A profile is periodic if [P(bf > min_metagene_bf_mean)] > min_metagene_bf_likelihood. By default, we do not filter on the variance. If given, then both filters are applied and the result is the intersection.

Fixed lengths and offsets

  • use_fixed_lengths If True in the configuration file, fixed values given by lengths and offsets are used (no periodicity estimation).

  • lengths A list of read lengths to use for creating the profiles if the use_fixed_lengths option is True. Presumably, these are lengths that have periodic metagene profiles.

  • offsets The P-site offset to use for each read length specifed by lengths if the use_fixed_lengths option is True. The number of offsets must match the number of lengths, and they are assumed to match. For example lengths: [26, 29] with offsets: [9, 12] means only reads of lengths 26 bp and 29 bp are used to create the profiles. The 26 bp reads will be shifted by 9 bp in the 5’ direction, while reads of length 29 bp will be shifted by 12 bp.

Smoothing parameters

  • smoothing_fraction The fraction of the data used when estimating each y-value for LOWESS. Default: 0.2.

  • smoothing_reweighting_iterations The number of residual-based reweightings to perform for LOWESS. See the statsmodels documentation. Default: 0.

Translation prediction parameters

  • orf_min_length_pre ORFs with length < orf_min_length_pre (nucleotides) are not processed. Default: 0 (ignore option).

  • orf_max_length_pre ORFs with length > orf_max_length_pre (nucleotides) are not processed. Default: 0 (ignore option).

  • orf_min_length Only ORFs with length > orf_min_length (nucleotides) are kept in the final set. Default: 8.

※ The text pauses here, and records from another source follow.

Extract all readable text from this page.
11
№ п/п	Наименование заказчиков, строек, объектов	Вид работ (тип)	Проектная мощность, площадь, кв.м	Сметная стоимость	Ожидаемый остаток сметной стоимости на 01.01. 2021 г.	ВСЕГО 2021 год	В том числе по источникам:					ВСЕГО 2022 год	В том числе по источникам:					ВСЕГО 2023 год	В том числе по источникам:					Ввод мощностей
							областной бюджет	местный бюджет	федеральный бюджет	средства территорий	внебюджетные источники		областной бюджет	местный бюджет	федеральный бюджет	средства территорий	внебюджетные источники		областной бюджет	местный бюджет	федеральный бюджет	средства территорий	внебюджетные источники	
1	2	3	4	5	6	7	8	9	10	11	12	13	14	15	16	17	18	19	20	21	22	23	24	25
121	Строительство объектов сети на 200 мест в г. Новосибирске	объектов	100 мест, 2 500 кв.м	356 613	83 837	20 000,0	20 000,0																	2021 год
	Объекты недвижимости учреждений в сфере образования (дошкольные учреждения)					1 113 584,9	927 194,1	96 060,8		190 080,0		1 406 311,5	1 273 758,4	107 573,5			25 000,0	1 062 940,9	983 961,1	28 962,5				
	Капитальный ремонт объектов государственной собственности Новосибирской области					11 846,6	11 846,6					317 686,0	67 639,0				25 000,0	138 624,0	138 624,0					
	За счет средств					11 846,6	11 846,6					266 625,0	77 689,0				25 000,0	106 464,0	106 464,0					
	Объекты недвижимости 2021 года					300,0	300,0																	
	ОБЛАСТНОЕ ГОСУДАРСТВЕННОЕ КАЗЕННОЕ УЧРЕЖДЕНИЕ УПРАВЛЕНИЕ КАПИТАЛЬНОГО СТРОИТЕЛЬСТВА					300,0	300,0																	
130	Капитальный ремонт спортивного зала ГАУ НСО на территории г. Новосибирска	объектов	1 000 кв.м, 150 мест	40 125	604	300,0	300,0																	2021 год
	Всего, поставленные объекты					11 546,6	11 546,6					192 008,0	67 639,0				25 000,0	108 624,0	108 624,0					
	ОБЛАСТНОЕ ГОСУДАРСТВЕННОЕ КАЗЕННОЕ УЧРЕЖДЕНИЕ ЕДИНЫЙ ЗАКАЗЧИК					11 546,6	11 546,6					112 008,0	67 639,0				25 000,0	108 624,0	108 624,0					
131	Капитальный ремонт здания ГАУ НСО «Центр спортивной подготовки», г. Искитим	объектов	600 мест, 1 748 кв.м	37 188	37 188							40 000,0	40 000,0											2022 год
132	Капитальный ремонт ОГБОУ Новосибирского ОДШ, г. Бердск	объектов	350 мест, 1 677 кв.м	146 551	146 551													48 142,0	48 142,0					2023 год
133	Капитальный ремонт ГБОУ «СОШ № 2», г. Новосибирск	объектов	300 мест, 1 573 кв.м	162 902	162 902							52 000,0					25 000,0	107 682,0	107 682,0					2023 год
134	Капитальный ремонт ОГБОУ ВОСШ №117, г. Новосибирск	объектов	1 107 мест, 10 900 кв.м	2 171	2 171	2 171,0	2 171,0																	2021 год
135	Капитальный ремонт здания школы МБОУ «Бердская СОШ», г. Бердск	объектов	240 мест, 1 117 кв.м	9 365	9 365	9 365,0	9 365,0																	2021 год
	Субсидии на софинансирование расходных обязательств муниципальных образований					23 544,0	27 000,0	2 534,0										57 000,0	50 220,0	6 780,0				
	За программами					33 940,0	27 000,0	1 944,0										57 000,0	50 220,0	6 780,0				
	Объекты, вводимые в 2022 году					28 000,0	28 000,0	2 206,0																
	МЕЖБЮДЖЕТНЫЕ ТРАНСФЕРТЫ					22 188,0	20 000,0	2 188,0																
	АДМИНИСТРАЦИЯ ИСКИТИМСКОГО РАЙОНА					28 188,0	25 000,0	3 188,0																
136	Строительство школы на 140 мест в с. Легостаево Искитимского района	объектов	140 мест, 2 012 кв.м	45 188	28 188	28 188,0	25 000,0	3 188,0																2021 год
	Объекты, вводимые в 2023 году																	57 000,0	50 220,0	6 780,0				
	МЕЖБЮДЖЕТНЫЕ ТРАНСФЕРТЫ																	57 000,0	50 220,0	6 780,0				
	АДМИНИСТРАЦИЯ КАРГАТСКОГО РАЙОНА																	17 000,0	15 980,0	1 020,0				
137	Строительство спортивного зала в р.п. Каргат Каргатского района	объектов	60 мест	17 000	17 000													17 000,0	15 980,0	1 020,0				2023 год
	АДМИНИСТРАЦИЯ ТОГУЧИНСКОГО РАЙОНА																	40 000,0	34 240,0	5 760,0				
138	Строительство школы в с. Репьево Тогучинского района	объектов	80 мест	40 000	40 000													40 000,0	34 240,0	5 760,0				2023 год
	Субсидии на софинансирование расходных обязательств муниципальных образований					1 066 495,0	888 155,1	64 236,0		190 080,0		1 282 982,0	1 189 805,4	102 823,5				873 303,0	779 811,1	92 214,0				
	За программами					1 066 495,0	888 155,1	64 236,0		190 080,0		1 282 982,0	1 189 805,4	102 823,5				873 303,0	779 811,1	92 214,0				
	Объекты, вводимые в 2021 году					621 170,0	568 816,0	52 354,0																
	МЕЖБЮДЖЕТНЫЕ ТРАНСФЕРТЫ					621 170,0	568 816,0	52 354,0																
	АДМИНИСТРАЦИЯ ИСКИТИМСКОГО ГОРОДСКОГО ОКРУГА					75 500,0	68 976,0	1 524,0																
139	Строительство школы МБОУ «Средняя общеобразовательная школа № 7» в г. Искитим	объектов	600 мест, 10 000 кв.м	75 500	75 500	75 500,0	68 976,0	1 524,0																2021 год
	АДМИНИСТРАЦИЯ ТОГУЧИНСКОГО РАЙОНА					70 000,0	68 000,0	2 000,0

  • orf_min_profile_count_pre ORF with profile sum < orf_min_profile_count_pre are not processed. Default: 5.

  • orf_min_profile_count Only ORFs with profile sum > orf_min_profile_count are kept in the final set. Default: None.

  • translation_iterations The number of iterations to use for each chain in the MCMC sampling. Default: 500 (includes warmup).

  • min_bf_mean If max_bf_var and min_bf_likelihood are None (null in YAML), this is taken as a hard threshold on the estimated Bayes factor mean. Default: 5.

  • max_bf_var A hard threshold on the estimated Bayes factor variance. Default: None.

  • min_bf_likelihood A threshold on the likelihood to select an ORF as translated. Default: 0.5.

  • chisq_alpha For the chi-square test, this value is first Bonferroni corrected based on the number of ORFs which pass the smoothing filters. It is then used as the significance threshold to select translated ORFs. Default: 0.01.

Note

A Ribo-seq ORF is translated if [P(bf > min_bf_mean)] > min_bf_likelihood. By default, we do not filter on the variance. If given, then both filters are applied and the result is the intersection.

Attention

Chi-square values are reported, but they are not used for prediction, unless the chi_square_only flag is present in the configuration file, in which case the translation models are not fit to the data, and the posterior distributions are not estimated. This is mostly kept for historical reasons, and may eventually be removed.